RUSSKA is a mighty novel that spans 1,800 years of Russia's history, people, politics and culture from the ancient wandering tribes on the great Eurasian plain to the present day. The story follows the fortunes of five intertwined families: the noble Bobrovs, serf Romanovs, Cossack Karpenkos; the Suvorins - Old Believers, capitalists and patrons of the arts; and lastly the Popovs, parish priests and revolutionaries.

Members of these families seek their destinies through the old Russian period of golden Kiev, with its famous Orthodox cathedrals and monasteries, the terrible invasions of the Mongol descendants of Genghis Khan, the rise of Moscow and the boyars, and the dark days of Ivan the Terrible and his secret police. Modern times begin with the wild, romantic story of the Cossacks, the conflict between the indomitable westernizer, Peter the Great, and the religious Old Believers who burn themselves alive rather than enter the europeanised world of St Petersburg. From this time the story follows Russia's on-and-off flirtation with freedom, from the extraordinary reign of Catherine the Great, and the idealist democrats in the days of WAR AND PEACE, to the opportunist Bolsheviks of the Russian Revolution, and the tyrants of the twentieth century.
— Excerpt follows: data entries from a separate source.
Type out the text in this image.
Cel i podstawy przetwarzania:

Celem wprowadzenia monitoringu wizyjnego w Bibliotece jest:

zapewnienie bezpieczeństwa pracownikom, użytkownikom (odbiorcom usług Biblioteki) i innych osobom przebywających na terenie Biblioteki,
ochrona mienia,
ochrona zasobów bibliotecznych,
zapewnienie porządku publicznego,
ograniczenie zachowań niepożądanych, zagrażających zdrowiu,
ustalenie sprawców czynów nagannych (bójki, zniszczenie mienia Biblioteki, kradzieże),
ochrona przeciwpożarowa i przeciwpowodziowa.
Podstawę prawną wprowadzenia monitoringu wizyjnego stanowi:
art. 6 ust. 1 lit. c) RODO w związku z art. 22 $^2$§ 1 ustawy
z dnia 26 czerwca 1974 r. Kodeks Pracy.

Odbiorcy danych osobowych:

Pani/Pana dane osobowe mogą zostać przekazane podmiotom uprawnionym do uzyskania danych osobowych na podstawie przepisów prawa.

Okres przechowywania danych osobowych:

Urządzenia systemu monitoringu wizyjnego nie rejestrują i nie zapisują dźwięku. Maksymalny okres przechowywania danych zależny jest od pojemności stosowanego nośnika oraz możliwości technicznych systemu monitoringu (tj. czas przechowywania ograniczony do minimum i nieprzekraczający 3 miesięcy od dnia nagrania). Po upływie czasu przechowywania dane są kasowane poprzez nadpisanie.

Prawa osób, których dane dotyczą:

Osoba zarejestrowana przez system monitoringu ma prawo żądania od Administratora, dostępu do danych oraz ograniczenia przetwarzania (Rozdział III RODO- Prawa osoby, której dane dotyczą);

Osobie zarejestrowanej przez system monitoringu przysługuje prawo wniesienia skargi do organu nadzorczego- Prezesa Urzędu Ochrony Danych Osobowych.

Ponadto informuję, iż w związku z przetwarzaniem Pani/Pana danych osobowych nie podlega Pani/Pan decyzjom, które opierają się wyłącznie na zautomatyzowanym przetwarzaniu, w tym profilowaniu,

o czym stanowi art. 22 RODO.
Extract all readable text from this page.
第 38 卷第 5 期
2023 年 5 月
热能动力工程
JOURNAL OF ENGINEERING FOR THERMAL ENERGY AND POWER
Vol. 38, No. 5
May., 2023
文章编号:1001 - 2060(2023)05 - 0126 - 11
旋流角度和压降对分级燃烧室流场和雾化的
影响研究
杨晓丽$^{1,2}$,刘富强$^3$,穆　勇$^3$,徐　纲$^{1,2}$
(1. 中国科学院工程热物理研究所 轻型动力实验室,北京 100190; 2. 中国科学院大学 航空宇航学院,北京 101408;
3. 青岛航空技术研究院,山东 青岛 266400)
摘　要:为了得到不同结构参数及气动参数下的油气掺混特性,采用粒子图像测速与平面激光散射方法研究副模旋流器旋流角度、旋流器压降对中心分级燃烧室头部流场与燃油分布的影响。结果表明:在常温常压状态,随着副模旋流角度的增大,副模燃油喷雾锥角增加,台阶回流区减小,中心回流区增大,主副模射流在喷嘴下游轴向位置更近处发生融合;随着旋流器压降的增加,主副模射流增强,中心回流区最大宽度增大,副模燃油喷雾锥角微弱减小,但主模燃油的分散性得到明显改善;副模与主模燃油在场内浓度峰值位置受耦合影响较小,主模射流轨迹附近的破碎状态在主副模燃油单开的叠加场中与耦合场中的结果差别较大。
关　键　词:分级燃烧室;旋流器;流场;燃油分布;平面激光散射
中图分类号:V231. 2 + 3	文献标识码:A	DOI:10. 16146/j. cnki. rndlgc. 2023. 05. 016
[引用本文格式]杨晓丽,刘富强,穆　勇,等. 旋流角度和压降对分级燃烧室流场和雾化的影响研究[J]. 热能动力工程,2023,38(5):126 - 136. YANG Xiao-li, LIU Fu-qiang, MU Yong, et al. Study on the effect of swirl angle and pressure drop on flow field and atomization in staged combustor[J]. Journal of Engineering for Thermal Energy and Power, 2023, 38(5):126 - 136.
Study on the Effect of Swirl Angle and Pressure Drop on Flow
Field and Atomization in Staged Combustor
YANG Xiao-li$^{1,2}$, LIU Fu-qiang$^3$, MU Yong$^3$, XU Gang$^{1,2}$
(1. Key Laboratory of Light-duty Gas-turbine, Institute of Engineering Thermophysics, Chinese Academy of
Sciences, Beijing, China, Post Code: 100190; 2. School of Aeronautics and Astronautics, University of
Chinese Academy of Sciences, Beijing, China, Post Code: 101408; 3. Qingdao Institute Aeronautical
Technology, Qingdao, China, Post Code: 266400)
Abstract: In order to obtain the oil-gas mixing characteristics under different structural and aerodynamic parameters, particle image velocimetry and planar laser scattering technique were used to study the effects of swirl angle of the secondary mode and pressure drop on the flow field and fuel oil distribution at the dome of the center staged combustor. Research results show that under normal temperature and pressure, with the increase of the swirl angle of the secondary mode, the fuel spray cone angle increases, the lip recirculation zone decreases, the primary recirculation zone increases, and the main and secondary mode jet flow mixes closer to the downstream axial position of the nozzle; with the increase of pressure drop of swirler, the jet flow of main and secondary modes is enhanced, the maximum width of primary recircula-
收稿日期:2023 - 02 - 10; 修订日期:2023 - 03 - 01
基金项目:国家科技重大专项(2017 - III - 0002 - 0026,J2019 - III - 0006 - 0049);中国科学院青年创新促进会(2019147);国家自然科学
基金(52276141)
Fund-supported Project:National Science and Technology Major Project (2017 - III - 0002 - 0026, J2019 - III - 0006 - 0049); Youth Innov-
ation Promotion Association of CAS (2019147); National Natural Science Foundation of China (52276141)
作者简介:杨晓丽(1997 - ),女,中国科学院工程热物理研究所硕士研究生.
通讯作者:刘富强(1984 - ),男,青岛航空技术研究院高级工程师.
Warriors and hermits, boyars and serfs, romantic heroines and rich old ladies, fortune-builders and exiles - the characters in RUSSKA inhabit the rich, astonishing, evocative and contradictory world of forest and steppe, icon and axe, Orthodox faith and Jewish persecution, of gorgeous churches, magnificent palaces, and squalid villages; of Russian folk art and sumptuous opera, of Tolstoy and Lenin, Tchaikovsky and Rasputin.